Using the same model, find all times \(t \in [0, 24)\) at which the temperature is exactly 84 °F. Solve algebraically and round to the nearest tenth of an hour.

10. Sequences & series 9 points

An arithmetic sequence has \(a_1 = 7\) and \(a_{20} = 102\). Find the common difference \(d\) and a closed form for \(a_n\). Then compute \(\sum_{n=1}^{20} a_n\).
A geometric sequence has \(b_1 = 5\) and common ratio \(r = 2/3\). Compute the exact value of \(\sum_{n=1}^{8} b_n\). Then compute the exact value of the infinite sum \(\sum_{n=1}^{\infty} b_n\) and explain why it converges.
A ball is dropped from 40 ft. After each bounce, it rebounds to 70% of its previous height. Find the total vertical distance the ball travels (sum of all upward and downward motions, treating the rebounds as a geometric series). Round to the nearest tenth of a foot.

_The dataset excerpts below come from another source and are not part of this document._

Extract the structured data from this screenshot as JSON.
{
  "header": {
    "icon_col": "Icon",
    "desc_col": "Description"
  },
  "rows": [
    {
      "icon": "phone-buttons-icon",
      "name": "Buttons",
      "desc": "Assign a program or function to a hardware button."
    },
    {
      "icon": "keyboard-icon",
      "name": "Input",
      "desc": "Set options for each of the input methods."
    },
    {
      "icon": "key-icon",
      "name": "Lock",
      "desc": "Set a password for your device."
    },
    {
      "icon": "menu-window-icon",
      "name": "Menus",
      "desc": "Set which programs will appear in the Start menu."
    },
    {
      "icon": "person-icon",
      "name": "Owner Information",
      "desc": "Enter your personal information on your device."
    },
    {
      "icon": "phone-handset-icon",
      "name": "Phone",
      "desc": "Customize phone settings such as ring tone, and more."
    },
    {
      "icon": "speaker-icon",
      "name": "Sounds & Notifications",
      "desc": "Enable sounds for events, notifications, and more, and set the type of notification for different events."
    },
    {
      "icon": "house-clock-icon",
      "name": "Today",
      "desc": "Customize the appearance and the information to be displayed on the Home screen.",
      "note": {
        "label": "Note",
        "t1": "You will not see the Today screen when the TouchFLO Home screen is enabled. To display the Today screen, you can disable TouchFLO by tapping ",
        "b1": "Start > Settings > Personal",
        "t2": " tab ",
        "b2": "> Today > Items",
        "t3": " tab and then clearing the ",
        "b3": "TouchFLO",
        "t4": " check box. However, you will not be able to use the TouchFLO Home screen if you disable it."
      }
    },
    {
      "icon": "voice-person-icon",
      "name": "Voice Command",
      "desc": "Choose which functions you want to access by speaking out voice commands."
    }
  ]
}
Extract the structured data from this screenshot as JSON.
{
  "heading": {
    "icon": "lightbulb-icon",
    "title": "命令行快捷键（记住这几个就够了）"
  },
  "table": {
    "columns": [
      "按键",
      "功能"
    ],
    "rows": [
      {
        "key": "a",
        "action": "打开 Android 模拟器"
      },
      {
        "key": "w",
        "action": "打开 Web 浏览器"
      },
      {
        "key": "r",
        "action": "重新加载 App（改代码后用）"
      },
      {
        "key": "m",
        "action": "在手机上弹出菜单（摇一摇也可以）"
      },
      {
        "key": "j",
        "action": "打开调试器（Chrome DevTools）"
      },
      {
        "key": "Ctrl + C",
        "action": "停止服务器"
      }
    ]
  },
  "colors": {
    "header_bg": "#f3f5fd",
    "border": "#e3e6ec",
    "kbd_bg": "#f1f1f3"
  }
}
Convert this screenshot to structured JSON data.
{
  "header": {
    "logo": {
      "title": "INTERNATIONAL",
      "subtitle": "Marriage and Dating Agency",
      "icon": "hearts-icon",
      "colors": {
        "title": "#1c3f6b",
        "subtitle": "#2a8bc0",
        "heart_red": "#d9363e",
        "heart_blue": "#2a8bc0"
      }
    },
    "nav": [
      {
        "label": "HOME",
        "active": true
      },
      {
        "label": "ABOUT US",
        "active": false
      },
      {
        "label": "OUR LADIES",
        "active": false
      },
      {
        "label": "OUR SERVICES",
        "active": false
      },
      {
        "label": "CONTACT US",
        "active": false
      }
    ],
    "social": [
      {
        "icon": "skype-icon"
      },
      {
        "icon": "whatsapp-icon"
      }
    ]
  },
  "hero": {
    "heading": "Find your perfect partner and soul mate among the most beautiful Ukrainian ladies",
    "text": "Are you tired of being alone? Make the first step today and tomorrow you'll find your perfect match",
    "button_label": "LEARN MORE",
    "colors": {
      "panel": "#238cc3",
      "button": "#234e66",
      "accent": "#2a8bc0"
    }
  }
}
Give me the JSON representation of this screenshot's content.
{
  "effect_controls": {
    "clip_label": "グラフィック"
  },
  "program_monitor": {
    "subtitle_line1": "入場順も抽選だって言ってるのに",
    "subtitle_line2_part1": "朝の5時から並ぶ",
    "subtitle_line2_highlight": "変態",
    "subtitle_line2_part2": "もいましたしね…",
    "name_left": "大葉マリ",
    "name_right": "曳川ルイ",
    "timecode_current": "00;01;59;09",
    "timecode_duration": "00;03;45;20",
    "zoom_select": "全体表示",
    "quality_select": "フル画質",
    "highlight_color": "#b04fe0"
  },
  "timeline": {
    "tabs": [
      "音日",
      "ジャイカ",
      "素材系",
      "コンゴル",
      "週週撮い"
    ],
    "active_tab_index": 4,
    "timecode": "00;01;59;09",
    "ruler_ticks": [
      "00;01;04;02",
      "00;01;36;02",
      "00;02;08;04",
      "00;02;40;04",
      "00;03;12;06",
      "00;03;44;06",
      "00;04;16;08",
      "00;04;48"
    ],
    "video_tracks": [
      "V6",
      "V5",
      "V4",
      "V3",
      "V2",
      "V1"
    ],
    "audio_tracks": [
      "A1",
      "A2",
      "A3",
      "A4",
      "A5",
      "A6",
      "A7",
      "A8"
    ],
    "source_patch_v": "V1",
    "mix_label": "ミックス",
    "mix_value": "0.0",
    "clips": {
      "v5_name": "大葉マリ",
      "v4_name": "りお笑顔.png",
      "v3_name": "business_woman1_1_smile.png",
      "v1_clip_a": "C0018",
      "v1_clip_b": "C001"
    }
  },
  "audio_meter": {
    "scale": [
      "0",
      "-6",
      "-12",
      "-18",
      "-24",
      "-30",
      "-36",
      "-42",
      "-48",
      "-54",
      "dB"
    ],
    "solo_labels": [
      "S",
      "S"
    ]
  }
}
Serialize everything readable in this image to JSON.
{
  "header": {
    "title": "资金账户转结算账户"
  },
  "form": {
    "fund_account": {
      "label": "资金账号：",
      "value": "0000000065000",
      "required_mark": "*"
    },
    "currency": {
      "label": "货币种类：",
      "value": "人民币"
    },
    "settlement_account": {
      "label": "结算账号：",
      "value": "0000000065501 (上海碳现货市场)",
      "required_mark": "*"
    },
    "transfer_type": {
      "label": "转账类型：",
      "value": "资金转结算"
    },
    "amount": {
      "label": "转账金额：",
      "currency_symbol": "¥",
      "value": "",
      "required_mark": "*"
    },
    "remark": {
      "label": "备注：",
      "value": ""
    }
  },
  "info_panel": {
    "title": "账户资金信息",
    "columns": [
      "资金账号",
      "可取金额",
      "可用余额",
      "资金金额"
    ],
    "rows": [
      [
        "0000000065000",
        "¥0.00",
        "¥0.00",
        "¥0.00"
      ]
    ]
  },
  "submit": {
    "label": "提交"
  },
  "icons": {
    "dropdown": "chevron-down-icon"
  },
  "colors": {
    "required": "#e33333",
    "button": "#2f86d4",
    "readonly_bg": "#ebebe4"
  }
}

11. Statistics — distributions and intervals 10 points

A school board member is reviewing district end-of-year math assessment scores to validate the claim that the scores are normally distributed with mean \(\mu = 200\) and standard deviation \(\sigma = 25\). Assume the claim is correct for the questions below.

What proportion of students score between 175 and 225? Justify using the empirical (68-95-99.7) rule.
What proportion of students score between 150 and 250? Justify using the empirical rule.
What proportion of students score above 245? Standardize (compute a \(z\)-score) and use a normal table or calculator. Round to four decimal places.
What proportion of students score below 165? Standardize and use a normal table or calculator. Round to four decimal places.
The board member labels any score above 240 "exceeds expectations." What percent of students would be classified that way? Round to one decimal place.